Muslim Germans took to the streets of Cologne several weeks ago to protest terrorism. The march was held under the banner “Not with Us,” and its goal was to condemn terrorism and the terror cells that have developed in the Muslim communities in Europe in the past two years.
The newspapers were pretty excited about the event. They may not have said it explicitly, but mass public activity by Muslim Europeans against Islamic radicalization is a rare thing. The headlines stated that “tens of thousands of protestors are expected.” That’s quite a modest number considering the fact that, in the past two years alone, Germany has taken in some 900,000 refugees from the Middle East. But when the day of the protest arrived, and a bitter truth was revealed: Only several hundred people arrived. “Maybe 1,000,” one of the organizers said dryly.
Where were the rest? They likely obeyed orders issued by one of the most important Muslim organizations in Germany, the Turkish-Islamic Union for Religious Affairs (DITIB), which decided to boycott the event. DITIB is a highly significant organization, which is responsible for some 900 Muslim German communities. It was followed by the Islamic Council, another Cologne-based umbrella group, which stated that it would be “unreasonable” to expect Muslims to march “in a heat of 25 degrees Celsius” while fasting in honor of the month of Ramadan.

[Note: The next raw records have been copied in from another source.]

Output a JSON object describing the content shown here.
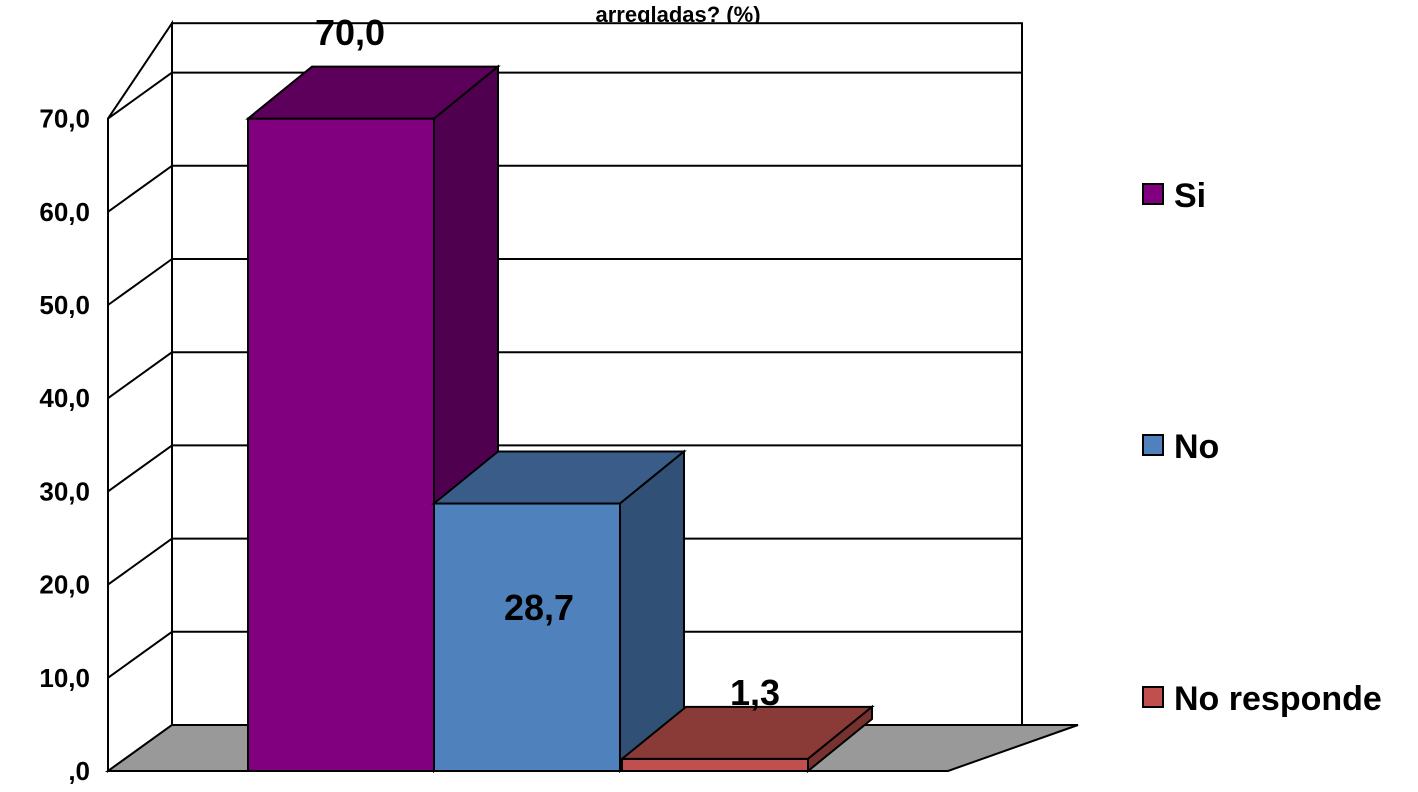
{
  "chart_data": {
    "type": "bar",
    "title": "arregladas?  (%)",
    "categories": [
      "Si",
      "No",
      "No responde"
    ],
    "values": [
      70.0,
      28.7,
      1.3
    ],
    "data_labels": [
      "70,0",
      "28,7",
      "1,3"
    ],
    "colors": [
      "#800080",
      "#4f81bd",
      "#c0504d"
    ],
    "ylim": [
      0,
      70
    ],
    "yticks": [
      ",0",
      "10,0",
      "20,0",
      "30,0",
      "40,0",
      "50,0",
      "60,0",
      "70,0"
    ],
    "grid": true,
    "three_d": true,
    "legend": {
      "position": "right",
      "entries": [
        "Si",
        "No",
        "No responde"
      ]
    }
  }
}
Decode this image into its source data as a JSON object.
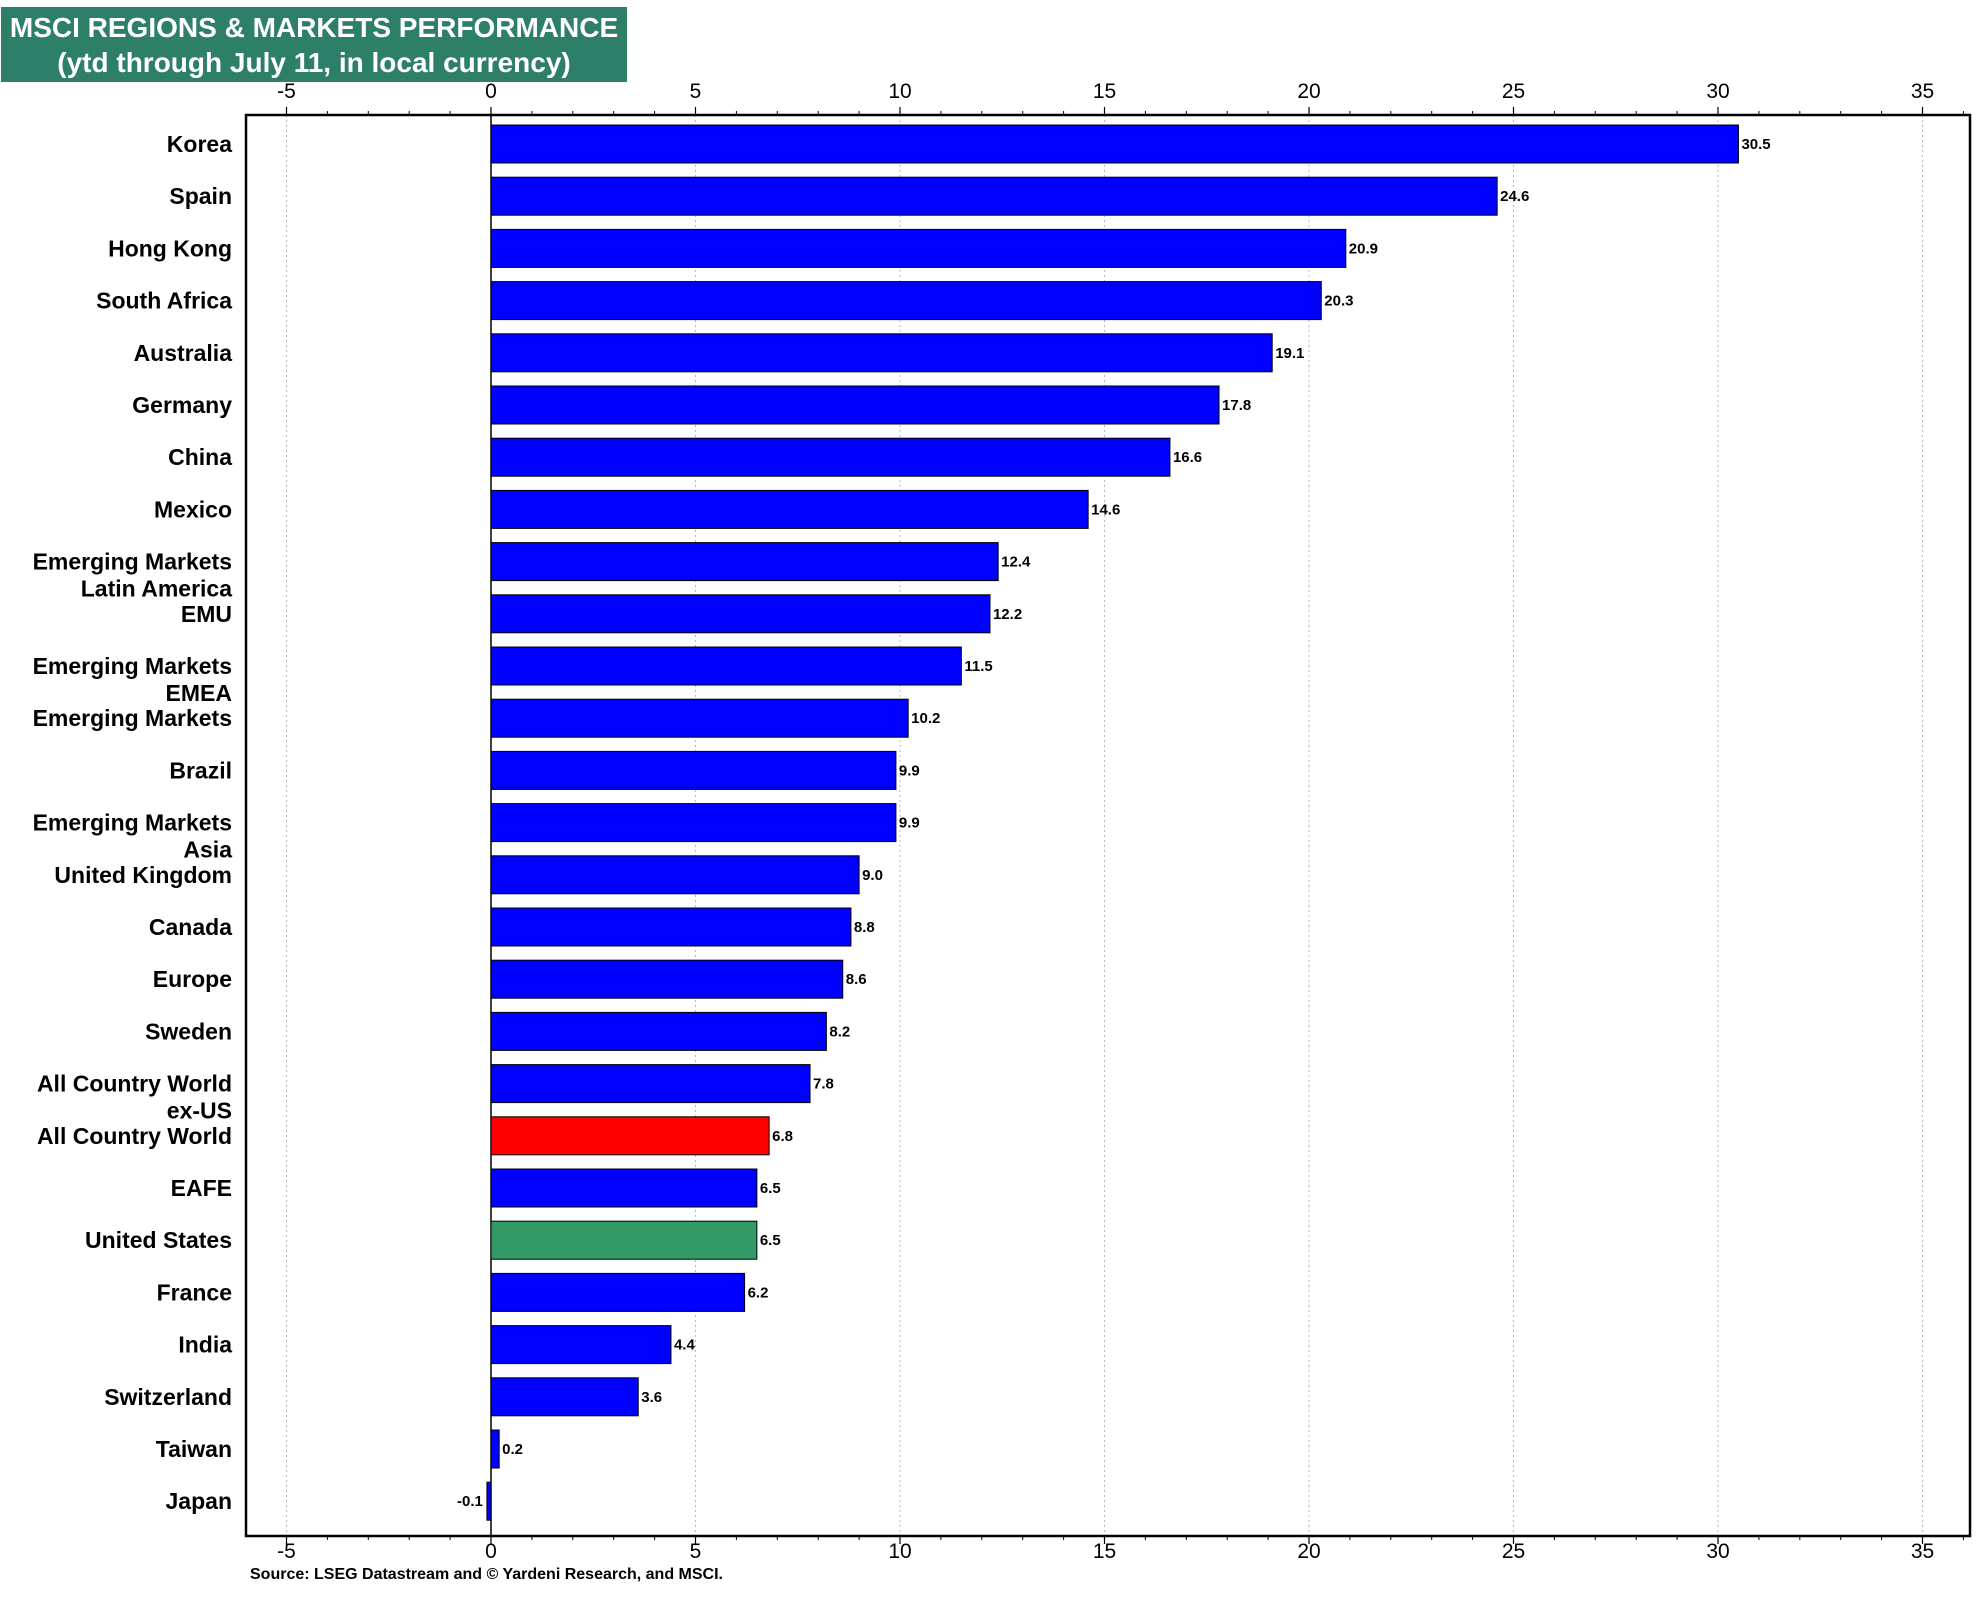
{
  "chart_data": {
    "type": "bar",
    "orientation": "horizontal",
    "title": "MSCI REGIONS & MARKETS PERFORMANCE",
    "subtitle": "(ytd through July 11, in local currency)",
    "source": "Source: LSEG Datastream and © Yardeni Research, and MSCI.",
    "xlim": [
      -5,
      36
    ],
    "xticks": [
      -5,
      0,
      5,
      10,
      15,
      20,
      25,
      30,
      35
    ],
    "grid": "vertical dotted",
    "colors": {
      "default": "#0000ff",
      "all_country_world": "#ff0000",
      "united_states": "#339966"
    },
    "categories": [
      "Korea",
      "Spain",
      "Hong Kong",
      "South Africa",
      "Australia",
      "Germany",
      "China",
      "Mexico",
      "Emerging Markets Latin America",
      "EMU",
      "Emerging Markets EMEA",
      "Emerging Markets",
      "Brazil",
      "Emerging Markets Asia",
      "United Kingdom",
      "Canada",
      "Europe",
      "Sweden",
      "All Country World ex-US",
      "All Country World",
      "EAFE",
      "United States",
      "France",
      "India",
      "Switzerland",
      "Taiwan",
      "Japan"
    ],
    "category_lines": [
      [
        "Korea"
      ],
      [
        "Spain"
      ],
      [
        "Hong Kong"
      ],
      [
        "South Africa"
      ],
      [
        "Australia"
      ],
      [
        "Germany"
      ],
      [
        "China"
      ],
      [
        "Mexico"
      ],
      [
        "Emerging Markets",
        "Latin America"
      ],
      [
        "EMU"
      ],
      [
        "Emerging Markets",
        "EMEA"
      ],
      [
        "Emerging Markets"
      ],
      [
        "Brazil"
      ],
      [
        "Emerging Markets",
        "Asia"
      ],
      [
        "United Kingdom"
      ],
      [
        "Canada"
      ],
      [
        "Europe"
      ],
      [
        "Sweden"
      ],
      [
        "All Country World",
        "ex-US"
      ],
      [
        "All Country World"
      ],
      [
        "EAFE"
      ],
      [
        "United States"
      ],
      [
        "France"
      ],
      [
        "India"
      ],
      [
        "Switzerland"
      ],
      [
        "Taiwan"
      ],
      [
        "Japan"
      ]
    ],
    "values": [
      30.5,
      24.6,
      20.9,
      20.3,
      19.1,
      17.8,
      16.6,
      14.6,
      12.4,
      12.2,
      11.5,
      10.2,
      9.9,
      9.9,
      9.0,
      8.8,
      8.6,
      8.2,
      7.8,
      6.8,
      6.5,
      6.5,
      6.2,
      4.4,
      3.6,
      0.2,
      -0.1
    ],
    "labels": [
      "30.5",
      "24.6",
      "20.9",
      "20.3",
      "19.1",
      "17.8",
      "16.6",
      "14.6",
      "12.4",
      "12.2",
      "11.5",
      "10.2",
      "9.9",
      "9.9",
      "9.0",
      "8.8",
      "8.6",
      "8.2",
      "7.8",
      "6.8",
      "6.5",
      "6.5",
      "6.2",
      "4.4",
      "3.6",
      "0.2",
      "-0.1"
    ],
    "bar_colors": [
      "default",
      "default",
      "default",
      "default",
      "default",
      "default",
      "default",
      "default",
      "default",
      "default",
      "default",
      "default",
      "default",
      "default",
      "default",
      "default",
      "default",
      "default",
      "default",
      "all_country_world",
      "default",
      "united_states",
      "default",
      "default",
      "default",
      "default",
      "default"
    ]
  }
}
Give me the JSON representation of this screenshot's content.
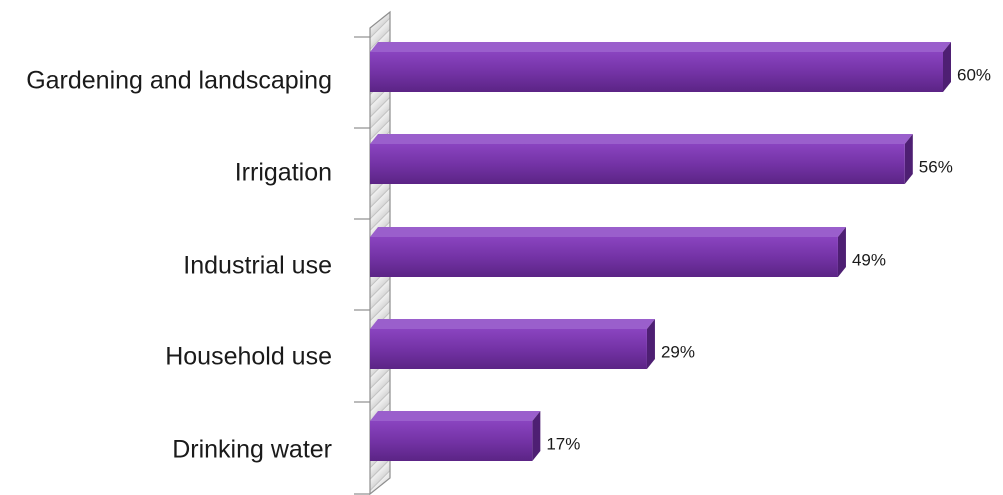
{
  "chart_data": {
    "type": "bar",
    "orientation": "horizontal",
    "style": "3d",
    "categories": [
      "Gardening and landscaping",
      "Irrigation",
      "Industrial use",
      "Household use",
      "Drinking water"
    ],
    "values": [
      60,
      56,
      49,
      29,
      17
    ],
    "value_labels": [
      "60%",
      "56%",
      "49%",
      "29%",
      "17%"
    ],
    "xlim": [
      0,
      60
    ],
    "grid": false,
    "legend": "none",
    "bar_color": "#7030a0"
  }
}
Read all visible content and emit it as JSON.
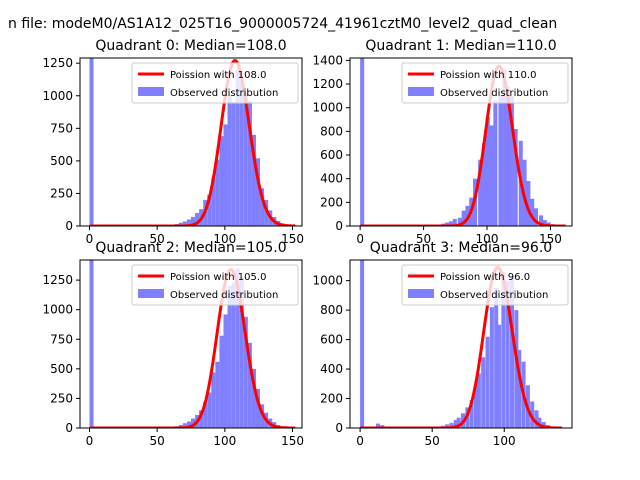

The religious Turkish group offered a more essential argument: Such a protest, they said, establishes the claim that international terrorism is an exclusive problem of the Muslim community and helps create stigmas against the community. These are staggering arguments, as they deeply illustrate the huge discrepancy between the radicalizing political discourse in the continent and its Muslim communities that keep dozing off while radicals come out of them.
One after the other, terror attacks are striking the continent, and their characteristics are more dangerous than usual. They are no longer carried out by rare, sophisticated cells that work on the execution of an attack over a long period time, exposing themselves to early detection and arrest. The current European wave of terror is increasingly looking like an outburst of acts of murder by individuals, cells of two-three people at the most. The European security services are searching in vain for organized hierarchies in the tradition of al-Qaeda. What they are noticing, though, is incitement and opportunity attacks, in the tradition of the Middle East. Incidents of this kind are hard to predict, and even harder to thwart, whether they take place at Nablus Gate or on London Bridge. Their influence on the public perception, however, is immense.
People say that terror can’t defeat the routine of life, but that’s a really old cliché. The truth can be seen in the incident that took place at Piazza San Carlo in Turin about a day after the terror attack in London. Thousands of Juventus fans gathered at the square, when a firecracker suddenly exploded and someone shouted, “There’s a bomb.” It immediately created a hysterical stampede, which led to the injury of more than 1,000 people, some sustaining serious injuries. One woman even died of her wounds several days later. Terrorism won there, it won big time, and it wins when European politics changes because of it.
It also wins when Europe’s Muslim communities focus on providing excuses to their internal radicalization trends: The Western attitude towards the Middle East, pushing the minorities to the suburbs, the basic inequality in European societies, and so on. These are social explanations that make sense, but when they are joined by the communities’ limited activity against Islamist radicalism—it means that these are just excuses. Plans against radicalization in Britain and in other countries are subject to profound criticism from the Muslim communities, which fear the stigma more than they fear radicalization itself.
The victory on Western-based violent Islamism will only be achieved when the communities themselves reject any manifestation of religious-political fanaticism in a firm and uncompromising manner. In certain places, it’s already happening. Friends of the Manchester terrorist reported him to the British security authorities before he carried out the attack. In most leading mosques, the community heads report young people engaged in incitement and violence, but they do it secretly, almost with a sense of shame. But still, when a public protest is being held, the leaders of important organizations turn their noses up at it.
Rejecting terror is both a human and a religious duty, but if these arguments are not enough, then community leaders must understand the political significance of it; If European Islamist terrorism turns into lone-wolf terrorism, the communities will suffer deeply and Europe will experience a new wave of xenophobia, the kind of which it has not seen in a long time.